I recently installed a version of nLite on a computer, and after booting I noticed that a few things went wrong.
Unfortunately, I am my support personnel, so no help there.
The only services that are being started (despite most being set to "automatic") are:
Additionally, I can't run msconfig.
This problem is similar to this question, but I only got this working after much trouble and strife, and quite a bit of luck, so reinstalling won't work. Not to mention the fact that I can start the services at all, attempting to start them gets partway done, then stops. The status in the Services window says "Starting," and stays there.
Is this the same problem? Is there another way around it? Could my nLite commands have caused critical systems to stop functioning?
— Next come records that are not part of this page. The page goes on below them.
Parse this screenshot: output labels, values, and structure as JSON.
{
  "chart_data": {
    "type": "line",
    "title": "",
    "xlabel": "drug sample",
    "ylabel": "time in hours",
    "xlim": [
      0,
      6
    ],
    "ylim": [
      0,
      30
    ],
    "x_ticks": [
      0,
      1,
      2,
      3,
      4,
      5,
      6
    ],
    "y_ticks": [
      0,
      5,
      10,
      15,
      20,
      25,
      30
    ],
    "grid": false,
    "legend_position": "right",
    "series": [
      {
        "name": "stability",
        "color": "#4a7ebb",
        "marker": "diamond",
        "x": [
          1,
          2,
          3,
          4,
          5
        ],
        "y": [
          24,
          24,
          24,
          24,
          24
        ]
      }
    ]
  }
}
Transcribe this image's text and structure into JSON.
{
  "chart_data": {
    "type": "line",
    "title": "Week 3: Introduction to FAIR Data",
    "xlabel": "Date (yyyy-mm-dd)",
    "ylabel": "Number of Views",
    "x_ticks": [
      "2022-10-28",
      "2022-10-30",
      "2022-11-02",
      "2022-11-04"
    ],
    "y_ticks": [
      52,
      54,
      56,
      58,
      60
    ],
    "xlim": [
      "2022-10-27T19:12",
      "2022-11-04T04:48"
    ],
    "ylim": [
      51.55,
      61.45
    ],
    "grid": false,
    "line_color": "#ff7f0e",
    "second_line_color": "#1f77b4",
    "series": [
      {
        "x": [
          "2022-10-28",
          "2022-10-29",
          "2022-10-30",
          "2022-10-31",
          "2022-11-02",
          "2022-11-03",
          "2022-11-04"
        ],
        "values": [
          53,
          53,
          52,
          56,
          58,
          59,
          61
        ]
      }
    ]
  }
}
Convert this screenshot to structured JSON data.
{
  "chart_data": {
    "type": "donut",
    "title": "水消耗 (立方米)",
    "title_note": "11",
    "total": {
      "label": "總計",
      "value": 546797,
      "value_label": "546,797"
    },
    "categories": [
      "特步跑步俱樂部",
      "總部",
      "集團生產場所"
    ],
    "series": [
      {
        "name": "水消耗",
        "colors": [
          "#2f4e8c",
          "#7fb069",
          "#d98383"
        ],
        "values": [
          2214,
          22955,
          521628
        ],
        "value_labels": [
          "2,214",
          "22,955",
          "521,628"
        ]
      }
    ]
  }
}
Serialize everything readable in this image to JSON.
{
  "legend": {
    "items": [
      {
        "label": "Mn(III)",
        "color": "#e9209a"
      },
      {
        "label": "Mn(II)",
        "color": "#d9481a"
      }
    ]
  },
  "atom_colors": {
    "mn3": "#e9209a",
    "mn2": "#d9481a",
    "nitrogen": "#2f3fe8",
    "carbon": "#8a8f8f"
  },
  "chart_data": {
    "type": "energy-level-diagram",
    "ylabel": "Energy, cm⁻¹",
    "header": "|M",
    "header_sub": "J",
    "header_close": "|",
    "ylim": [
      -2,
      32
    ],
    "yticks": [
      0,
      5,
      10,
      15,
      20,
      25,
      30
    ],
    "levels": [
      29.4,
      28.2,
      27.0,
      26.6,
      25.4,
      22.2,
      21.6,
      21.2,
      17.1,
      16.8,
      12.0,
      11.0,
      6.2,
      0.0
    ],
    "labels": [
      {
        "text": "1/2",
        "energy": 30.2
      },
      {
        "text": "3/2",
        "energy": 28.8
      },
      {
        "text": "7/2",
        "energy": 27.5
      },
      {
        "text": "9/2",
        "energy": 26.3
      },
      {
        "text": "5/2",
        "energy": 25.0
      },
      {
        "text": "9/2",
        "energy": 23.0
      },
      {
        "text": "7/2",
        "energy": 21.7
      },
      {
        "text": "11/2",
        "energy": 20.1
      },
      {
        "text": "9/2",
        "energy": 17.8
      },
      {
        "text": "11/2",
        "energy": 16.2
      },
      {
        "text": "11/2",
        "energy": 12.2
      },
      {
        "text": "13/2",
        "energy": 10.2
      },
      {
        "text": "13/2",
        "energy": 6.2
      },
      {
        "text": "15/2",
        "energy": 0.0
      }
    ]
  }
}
Well, considering that the point to nLite is to strip Windows down as much as possible, and that if you make a misstep, the installation will be corrupt, then yes, I would say that you configured something, somewhere wrong such that the installation you ended up with was not complete or sufficient enough for a proper install of Windows. What’s more is that you yourself admit to having a lot of problems and strife trying to get it to work, which is an even bigger indication that the installation you produced is no good.
Further, the services were not actually getting “partway done, then [stopping]”. That would imply that they were successfully starting for a bit then getting stuck. What’s more likely is that a part (eg a thread) was crashing (silently) or having trouble locating dependencies and simply not failing immediately. Again this is likely because of too much getting stripped out.
You’re not getting Luna because it needs the Themes
service to be running, which is clearly not the case for the aforementioned reasons. Google Chrome won’t install because it too requires some services to be running which your system is having trouble doing. The same goes for the Installer
service.
The service that you do have running are indeed the bare minimum that is required to have Windows XP run (actually you can forcibly kill the Audio
service without killing Windows). You just stripped out too much.
I’m afraid that your best bet is to reinstall with either a standard install, or at the very least to re-configure nLite, watching carefully what you strip in order to avoid taking out required components.
If you really insist on trying to fix your broken install, it will be a heck of job since you have no way of knowing what files, registry entries, services, etc. are missing. What you could try is to use some programs such as Filemon/Regmon/ProcMon to monitor the system while you try to start a service or run an app to see what items are being accessed to try to figure out what is missing, then try to find a way to add/install the missing items. (Note all the tries.)